Learning from the past is important and I sometimes think about this from a design perspective. Can we learn from old traditional designs, or techniques and apply them to modern design? Is all primitive design and technology inferior?
I believe that at the very least learning about old ways can provide us with food for thought, a comparison to our new directions and if necessary can inform any necessary adjustments to our course and design thinking.
External frame backpacks are interesting not only of their more versatile modularity, but also because the structural component of the pack is clearly visible and offers a great opportunity to any designer wanting to explore structural innovation. Designing compelling structural elements from diverse materials such as wood, aluminium, or even carbon fiber is something I think most designers live to do.

Here's the link to the full article. I suggest you read that too, if this matter is of interest to you!

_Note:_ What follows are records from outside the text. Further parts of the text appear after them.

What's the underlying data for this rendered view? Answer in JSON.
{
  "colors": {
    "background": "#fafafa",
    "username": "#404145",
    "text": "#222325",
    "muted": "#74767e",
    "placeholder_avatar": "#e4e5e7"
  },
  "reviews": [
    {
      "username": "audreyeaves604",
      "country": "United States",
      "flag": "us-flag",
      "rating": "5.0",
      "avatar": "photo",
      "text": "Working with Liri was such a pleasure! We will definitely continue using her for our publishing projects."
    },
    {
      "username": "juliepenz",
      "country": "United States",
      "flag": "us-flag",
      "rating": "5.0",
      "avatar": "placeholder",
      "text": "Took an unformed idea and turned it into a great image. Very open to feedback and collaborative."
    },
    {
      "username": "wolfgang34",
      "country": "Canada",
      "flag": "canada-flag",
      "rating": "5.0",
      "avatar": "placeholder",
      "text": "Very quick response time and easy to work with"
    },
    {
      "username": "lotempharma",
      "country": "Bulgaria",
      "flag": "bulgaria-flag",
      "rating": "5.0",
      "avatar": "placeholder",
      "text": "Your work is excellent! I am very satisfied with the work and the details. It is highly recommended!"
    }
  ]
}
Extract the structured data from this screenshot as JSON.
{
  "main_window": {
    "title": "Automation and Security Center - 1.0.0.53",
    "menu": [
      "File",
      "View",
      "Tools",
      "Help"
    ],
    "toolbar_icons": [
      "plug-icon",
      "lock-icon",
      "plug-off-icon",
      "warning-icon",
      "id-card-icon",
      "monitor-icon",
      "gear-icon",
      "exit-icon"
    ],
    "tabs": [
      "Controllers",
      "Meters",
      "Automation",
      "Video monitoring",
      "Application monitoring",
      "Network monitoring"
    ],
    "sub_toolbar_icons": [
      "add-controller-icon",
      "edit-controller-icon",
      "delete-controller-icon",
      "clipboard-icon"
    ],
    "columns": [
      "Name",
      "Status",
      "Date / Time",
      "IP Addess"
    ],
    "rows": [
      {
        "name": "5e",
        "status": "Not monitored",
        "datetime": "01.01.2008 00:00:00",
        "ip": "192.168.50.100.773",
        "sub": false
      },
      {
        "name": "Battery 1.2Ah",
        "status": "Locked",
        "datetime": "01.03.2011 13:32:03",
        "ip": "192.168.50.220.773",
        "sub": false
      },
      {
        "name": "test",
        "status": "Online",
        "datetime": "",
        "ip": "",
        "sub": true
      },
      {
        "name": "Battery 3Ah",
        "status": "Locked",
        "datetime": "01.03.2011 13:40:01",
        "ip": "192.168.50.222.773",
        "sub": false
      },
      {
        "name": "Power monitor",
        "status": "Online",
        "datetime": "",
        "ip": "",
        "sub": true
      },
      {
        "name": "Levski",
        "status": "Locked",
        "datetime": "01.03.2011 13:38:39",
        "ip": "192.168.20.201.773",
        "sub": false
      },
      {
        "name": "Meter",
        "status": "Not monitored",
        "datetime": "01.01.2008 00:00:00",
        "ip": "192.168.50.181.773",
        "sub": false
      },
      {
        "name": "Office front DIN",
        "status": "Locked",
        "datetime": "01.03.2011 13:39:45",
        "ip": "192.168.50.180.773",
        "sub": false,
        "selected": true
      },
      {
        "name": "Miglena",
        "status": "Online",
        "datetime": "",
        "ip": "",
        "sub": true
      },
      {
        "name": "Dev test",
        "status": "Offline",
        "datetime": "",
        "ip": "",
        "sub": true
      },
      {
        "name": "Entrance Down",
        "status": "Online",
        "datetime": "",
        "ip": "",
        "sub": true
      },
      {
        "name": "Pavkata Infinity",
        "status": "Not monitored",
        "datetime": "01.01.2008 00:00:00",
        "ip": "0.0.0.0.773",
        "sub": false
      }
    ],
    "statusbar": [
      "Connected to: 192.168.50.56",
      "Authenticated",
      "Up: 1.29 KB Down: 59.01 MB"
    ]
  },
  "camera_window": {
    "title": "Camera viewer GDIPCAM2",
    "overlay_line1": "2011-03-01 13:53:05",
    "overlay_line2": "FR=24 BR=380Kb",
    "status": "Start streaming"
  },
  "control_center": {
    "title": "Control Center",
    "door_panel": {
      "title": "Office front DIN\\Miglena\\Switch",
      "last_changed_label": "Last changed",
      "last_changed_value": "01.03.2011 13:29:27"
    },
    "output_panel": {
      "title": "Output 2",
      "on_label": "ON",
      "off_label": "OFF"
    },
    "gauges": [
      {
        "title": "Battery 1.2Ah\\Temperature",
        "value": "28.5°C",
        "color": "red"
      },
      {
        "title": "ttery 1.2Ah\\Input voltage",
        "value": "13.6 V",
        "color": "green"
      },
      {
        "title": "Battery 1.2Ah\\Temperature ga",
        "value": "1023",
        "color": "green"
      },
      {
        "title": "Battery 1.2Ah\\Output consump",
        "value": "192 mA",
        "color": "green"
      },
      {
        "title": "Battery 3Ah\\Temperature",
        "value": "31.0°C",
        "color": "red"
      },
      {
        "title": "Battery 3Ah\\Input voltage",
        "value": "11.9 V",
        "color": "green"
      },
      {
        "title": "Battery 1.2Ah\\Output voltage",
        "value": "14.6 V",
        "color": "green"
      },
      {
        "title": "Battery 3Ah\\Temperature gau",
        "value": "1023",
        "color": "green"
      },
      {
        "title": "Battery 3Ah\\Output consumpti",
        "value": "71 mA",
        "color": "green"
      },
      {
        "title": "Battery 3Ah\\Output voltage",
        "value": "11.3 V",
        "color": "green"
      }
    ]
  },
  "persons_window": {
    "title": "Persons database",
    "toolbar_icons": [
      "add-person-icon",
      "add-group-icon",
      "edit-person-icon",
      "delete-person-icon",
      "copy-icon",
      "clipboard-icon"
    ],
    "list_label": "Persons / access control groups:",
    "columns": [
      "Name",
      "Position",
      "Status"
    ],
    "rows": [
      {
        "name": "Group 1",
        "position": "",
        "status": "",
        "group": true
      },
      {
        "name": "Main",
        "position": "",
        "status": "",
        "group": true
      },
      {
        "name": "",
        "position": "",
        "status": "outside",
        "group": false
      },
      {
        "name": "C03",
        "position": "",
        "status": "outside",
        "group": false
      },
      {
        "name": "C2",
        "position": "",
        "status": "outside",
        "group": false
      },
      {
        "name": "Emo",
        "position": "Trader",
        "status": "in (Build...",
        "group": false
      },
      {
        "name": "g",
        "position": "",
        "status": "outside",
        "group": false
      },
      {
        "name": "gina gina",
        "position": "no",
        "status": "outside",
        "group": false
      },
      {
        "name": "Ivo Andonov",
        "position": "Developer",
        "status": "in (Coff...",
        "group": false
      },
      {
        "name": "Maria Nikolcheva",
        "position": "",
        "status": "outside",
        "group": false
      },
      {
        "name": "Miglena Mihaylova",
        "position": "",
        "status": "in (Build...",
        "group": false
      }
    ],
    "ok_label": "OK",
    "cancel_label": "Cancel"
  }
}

On to my backpacks. I have gathered three of these so far; a Haglöfsbackpack, a Swedish army M39 and a Savotta saddlesack 339.
First a little information on the packs.
The Haglöfs; back from the days they were still producing backpacks in Torsång, a village about 30km from here, so a local product. Searching the net I ended up with an image of a ryggsäck m/1935, which resembles mine a great deal, including the single leather attachmentstraps on the backpack. (source; digitalt The label says:" Haglöfs mesryggsäck W.Haglöfs ryggsäckfabrik Torsång." All this indeed indicates a 1930's-1940's origin! Now that's one sweet "inheritance"!
The m39 is a former swedish army backack, vintage unknown and the Savotta most likely an surplus Finnish army backpack from the 60's, according to the Savotta companyperson that replied to my mail.

The m39 has all its attachmentpoints securely rivetted by double rivets with a thick leather backing. You will not tear up this pack that easy! It also has a smaller, simple pouch on the front inside. The Haglöfs has a similar pouch, but to the back of the pack. The single strap of the lid means it can not be loaded up as much as the m39 or the Savotta.

 An additional benefit of the m39 are the 2 straps to the bottom, where you could attach a blanket, shelterhalf or a jacket. There are also 2 small straps to one side. At first I thought these were for skis, but turnes out there was a shoval planned on the side. I could not date this backpack, though, but it is in new shape.


You can see the similarity in design of the frame, but the savotta is much wider in the shoulderarea. This gives the backpach itself much more stability, when standing on the ground. Thus the interior is a lot easier to access. It also has a rubberised lining in the main compartment, making it waterresistant, whereas the other 2 are not. It is also a lot less old, probably as much as 2 decades. The function of the strings at the sides is not really know, since the internal space of the pack is not greatly enhanced when loosening them.
Big let down are the incredibly narrow sidepockets. I do not have large hands, but they hardly fit into them!

Looking at them I'd say the Savotta is the biggest of them all, the Haglöfs the smallest, but it has the largest and most usefull outerpockets. The savotta is, as said, waterresistent and the m39 has a handy set of attachmentsstraps. The Haglöfs has the most emotional appeal, since it is so old and used. It would make a great restaurationproject. I think it would also be the most userfriendly of this trio, due to the outerpockets. T

Over time I have really developped a soft spot for backpacks like these, but it is obvious I can not wear them all. So some will have to go. Question is which ones...
I actually had thought of donating the Haglöfs to the company for display in a companymuseum or something like that, but looking at their internetsite I can not help but feel that they do not really care about their heritage and history.


  1. Nice write up Ron. I have and like the M39 pack. Though I did mod mine a little by taking out the frame and using different shoulder straps. It's a tough pack though and pretty good for a range of occasions. The straps on the bottom are very handy.

  2. Nice packs, Ron. I have a soft spot for them as well. :) I find the M39 to be a nice daypack or short overnighter bag. I've been using the LK-35 and LK-70 lately. Not as "vintage", but good nonetheless.


  3. Nice article. I've somehow accumulated more than my share of old backpacks, some of which are just as comfortable as brand new ones. They tend to be heavier, I will admit, however, and not all of the old ones are all that comfortable. One, for instance, is an almost perfect replica of an original Bergan. It's Norwegian, too, but made probably in the 1950s. It's, oh, medium size and easy to pack but it tends to pull the shoulders back.

    Like you mentioned, I also think the spacing of the shoulder straps is critical for comfort but is probably going to be different from person to person. I don't think padding the straps helps that much but wider ones are certainly more comfortable. Outside pockets are definitely handy. I have seven or eight different backpacks and one packboard. I try to use all of them over the course of a year and see no reason to keep them all.